| Quote #1 Punishment without judgment is bearable. It has a name, besides, that guarantees our innocence: it is called misfortune (4.4). |
A term like "misfortune" would "guarantee innocence" because it means that our guilt isn’t our own fault. As Jean-Baptiste argues, criminals don’t want to take responsibility for their crimes. Of course, Jean-Baptiste isn’t exactly begging to take responsibility for his own actions.
| Quote #2 As for me, the injustice was even greater: I was condemned for past successes. For a long time I had lived in the illusion of a general agreement, whereas, from all sides, judgments, arrows, mockeries rained upon me, inattentive and smiling. The day I was alerted I became lucid; I received all the wounds at the same time and lost my strength all at once. The whole universe then began to laugh at me (4.9). |
Jean-Baptiste makes it clear that the laughter he heard coming from the water had to do with his being judged and ridiculed. Now this part is interesting: he realized himself that he was morally reprehensible (for not trying to save the woman on the bridge). But he ascribes his self-judgment to others. That is, because he judges himself to be a jerk, he assumes the rest of the world sees him that way.

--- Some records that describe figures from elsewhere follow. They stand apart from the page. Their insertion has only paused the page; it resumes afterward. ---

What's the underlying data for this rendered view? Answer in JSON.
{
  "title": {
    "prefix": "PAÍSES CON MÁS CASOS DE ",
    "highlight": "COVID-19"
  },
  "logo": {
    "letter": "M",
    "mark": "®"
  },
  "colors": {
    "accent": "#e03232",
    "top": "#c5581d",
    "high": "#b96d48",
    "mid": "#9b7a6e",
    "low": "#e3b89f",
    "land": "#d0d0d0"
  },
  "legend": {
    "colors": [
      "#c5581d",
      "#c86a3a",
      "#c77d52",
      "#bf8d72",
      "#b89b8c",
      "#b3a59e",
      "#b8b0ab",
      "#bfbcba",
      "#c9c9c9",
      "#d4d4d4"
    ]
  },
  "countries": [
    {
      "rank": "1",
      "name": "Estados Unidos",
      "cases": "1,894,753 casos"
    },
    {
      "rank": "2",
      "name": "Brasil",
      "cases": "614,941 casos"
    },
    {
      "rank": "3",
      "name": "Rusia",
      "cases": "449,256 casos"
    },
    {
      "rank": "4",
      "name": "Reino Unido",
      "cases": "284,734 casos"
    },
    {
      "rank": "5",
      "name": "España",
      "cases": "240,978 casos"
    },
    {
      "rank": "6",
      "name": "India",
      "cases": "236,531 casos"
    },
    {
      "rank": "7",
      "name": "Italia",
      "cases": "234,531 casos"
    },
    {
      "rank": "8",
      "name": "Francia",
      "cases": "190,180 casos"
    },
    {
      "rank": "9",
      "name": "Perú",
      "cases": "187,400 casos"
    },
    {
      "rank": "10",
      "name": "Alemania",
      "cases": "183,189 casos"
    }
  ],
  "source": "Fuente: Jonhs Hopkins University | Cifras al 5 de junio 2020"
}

| Quote #3 From this point of view, we are all like that little Frenchman at Buchenwald who insisted on registering a complaint with the clerk, himself a prisoner, who was recording his arrival. A complaint? The clerk and his comrades laughed: "Useless, old man. You don’t lodge a complaint here." "But you see, sir," said the little Frenchman, "my case is exceptional. I am innocent!" |
Jean-Baptiste will later question this need for innocence, with what is an essence a "Why bother?" attack. It’s much easier, he notes, to just proclaim your own guilt. Then you never have to get judged, and you can continue to act like a criminal.